Ein Leben voller Widersprüche

Hans Pleschinskis neuer Roman »Wiesenstein«

»Der Opel Blitz kroch über die Mordgrundbrücke. « Was dann in Hans Pleschinskis Roman Wiesenstein passiert, ist die letzte Fahrt Gerhart Hauptmanns 1945 – von Dresden ins niederschlesische Agnetendorf. Zuvor: eine von Bränden verwüstete Gegend, Soldaten, Kriegsversehrte und Flüchtlinge auf dem Weg. Dann der stärkste denkbare Kontrast: die im Riesengebirge befindliche prunkvolle Villa Wiesenstein mit eigenem Gärtner, Masseur, Archivar und Köchin. Hier in diesem letzten sicheren Hort wollen die Hauptmanns ihr luxuriöses Leben weiterleben, während Krieg und Zerstörung ringsum präsent sind.
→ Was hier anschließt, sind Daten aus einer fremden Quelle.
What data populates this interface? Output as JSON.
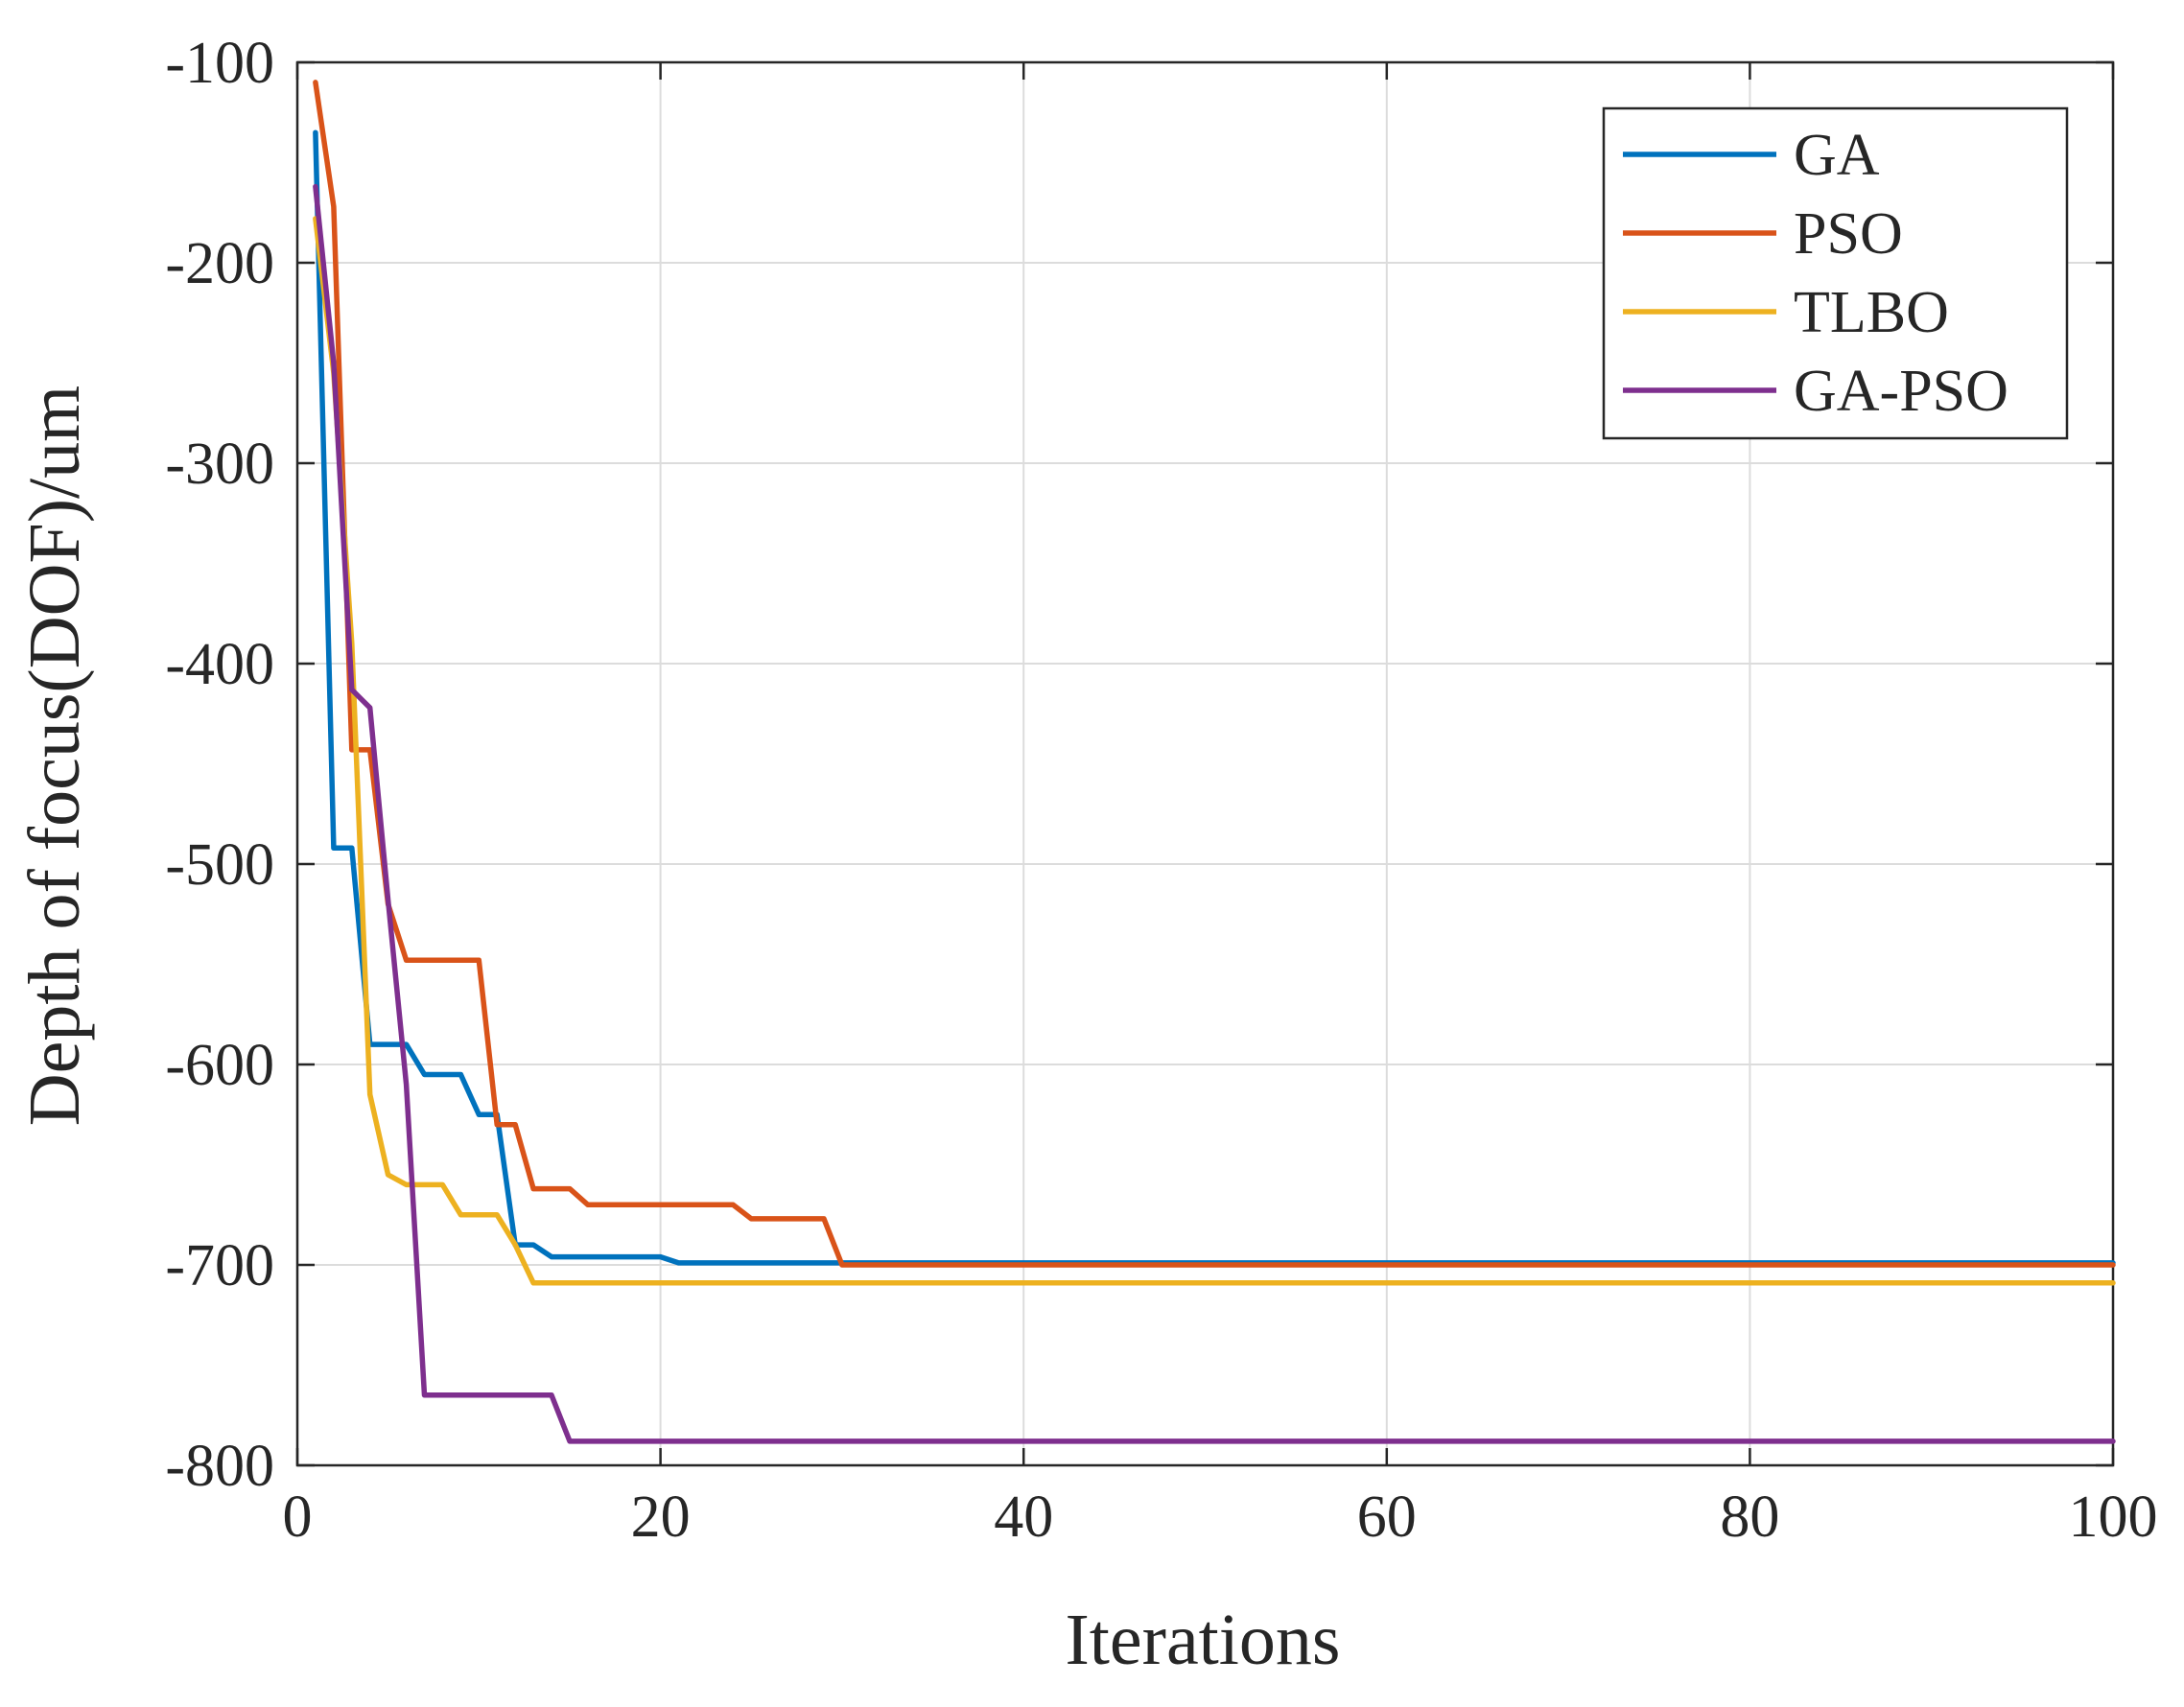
{
  "chart_data": {
    "type": "line",
    "title": "",
    "xlabel": "Iterations",
    "ylabel": "Depth of focus(DOF)/um",
    "xlim": [
      0,
      100
    ],
    "ylim": [
      -800,
      -100
    ],
    "xticks": [
      0,
      20,
      40,
      60,
      80,
      100
    ],
    "yticks": [
      -800,
      -700,
      -600,
      -500,
      -400,
      -300,
      -200,
      -100
    ],
    "xtick_labels": [
      "0",
      "20",
      "40",
      "60",
      "80",
      "100"
    ],
    "ytick_labels": [
      "-800",
      "-700",
      "-600",
      "-500",
      "-400",
      "-300",
      "-200",
      "-100"
    ],
    "grid": true,
    "legend_position": "top-right",
    "series": [
      {
        "name": "GA",
        "color": "#0072BD",
        "x": [
          1,
          2,
          3,
          4,
          5,
          6,
          7,
          8,
          9,
          10,
          11,
          12,
          13,
          14,
          15,
          20,
          21,
          22,
          30,
          100
        ],
        "y": [
          -135,
          -492,
          -492,
          -590,
          -590,
          -590,
          -605,
          -605,
          -605,
          -625,
          -625,
          -690,
          -690,
          -696,
          -696,
          -696,
          -699,
          -699,
          -699,
          -699
        ]
      },
      {
        "name": "PSO",
        "color": "#D95319",
        "x": [
          1,
          2,
          3,
          4,
          5,
          6,
          7,
          8,
          9,
          10,
          11,
          12,
          13,
          14,
          15,
          16,
          20,
          24,
          25,
          29,
          30,
          100
        ],
        "y": [
          -110,
          -172,
          -443,
          -443,
          -520,
          -548,
          -548,
          -548,
          -548,
          -548,
          -630,
          -630,
          -662,
          -662,
          -662,
          -670,
          -670,
          -670,
          -677,
          -677,
          -700,
          -700
        ]
      },
      {
        "name": "TLBO",
        "color": "#EDB120",
        "x": [
          1,
          2,
          3,
          4,
          5,
          6,
          7,
          8,
          9,
          10,
          11,
          12,
          13,
          14,
          100
        ],
        "y": [
          -178,
          -255,
          -390,
          -615,
          -655,
          -660,
          -660,
          -660,
          -675,
          -675,
          -675,
          -690,
          -709,
          -709,
          -709
        ]
      },
      {
        "name": "GA-PSO",
        "color": "#7E2F8E",
        "x": [
          1,
          2,
          3,
          4,
          5,
          6,
          7,
          8,
          10,
          12,
          14,
          15,
          100
        ],
        "y": [
          -162,
          -250,
          -413,
          -422,
          -518,
          -610,
          -765,
          -765,
          -765,
          -765,
          -765,
          -788,
          -788
        ]
      }
    ]
  }
}
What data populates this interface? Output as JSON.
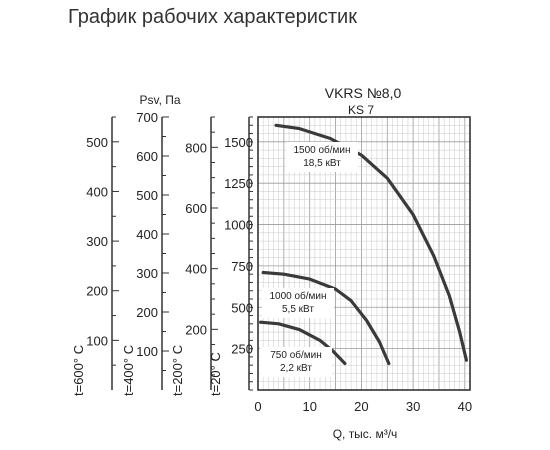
{
  "page": {
    "title": "График рабочих характеристик"
  },
  "chart_data": {
    "type": "line",
    "title": "VKRS №8,0",
    "subtitle": "KS 7",
    "xlabel": "Q, тыс. м³/ч",
    "ylabel": "Psv, Па",
    "xlim": [
      0,
      41
    ],
    "ylim": [
      0,
      1650
    ],
    "x_ticks": [
      0,
      10,
      20,
      30,
      40
    ],
    "y_ticks": [
      250,
      500,
      750,
      1000,
      1250,
      1500
    ],
    "grid": true,
    "series": [
      {
        "name": "1500 об/мин",
        "power": "18,5 кВт",
        "x": [
          3.5,
          8,
          14,
          20,
          25,
          30,
          34,
          37,
          39,
          40.3
        ],
        "y": [
          1600,
          1580,
          1520,
          1420,
          1280,
          1060,
          810,
          570,
          350,
          180
        ]
      },
      {
        "name": "1000 об/мин",
        "power": "5,5 кВт",
        "x": [
          1,
          5,
          10,
          15,
          18,
          21,
          23.5,
          25.3
        ],
        "y": [
          710,
          700,
          670,
          610,
          540,
          420,
          290,
          160
        ]
      },
      {
        "name": "750 об/мин",
        "power": "2,2 кВт",
        "x": [
          0.5,
          4,
          8,
          12,
          14.5,
          16.8
        ],
        "y": [
          410,
          400,
          365,
          300,
          235,
          160
        ]
      }
    ],
    "secondary_axes": [
      {
        "label": "t=600° C",
        "ticks": [
          100,
          200,
          300,
          400,
          500
        ],
        "top": 550
      },
      {
        "label": "t=400° C",
        "ticks": [
          100,
          200,
          300,
          400,
          500,
          600,
          700
        ],
        "top": 700
      },
      {
        "label": "t=200° C",
        "ticks": [
          200,
          400,
          600,
          800
        ],
        "top": 900
      },
      {
        "label": "t=20° C",
        "ticks": [],
        "top": 0
      }
    ]
  }
}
Der Nobelpreisträger verbringt hier seine letzten Lebensmonate, wobei Pleschinski diese ausverschiedenen Figurenperspektiven beschreibt. Zugegebenermaßen wirkt dies manchmal etwas konstruiert – doch durch sie lernt der Leser einen anderen Hauptmann kennen, der nicht nur der aus der Schullektüre bekannte Naturalist war, sondern zuletzt mystisch aufgeladene Romane verfasste. Und der sein moralisches Versagen in Bezug auf das Dritte Reich in Rotwein ertränkte. Daneben werden auch die letzten Kriegstage in Schlesien und die Vertreibung der Deutschen im Roman Thema. Somit ist Wiesenstein nicht nur eine neue Erzählung im Kosmos der letzten Tage des Deutschen Reiches 1945, sondern beschwört viele Facetten einer Dichterpersönlichkeit herauf, die so genial wie widersprüchlich ist.

 

 


Hans Pleschinski: »Wiesenstein«, C.H.Beck, 552 Seiten, 24,- €, ISBN 978-3406700613.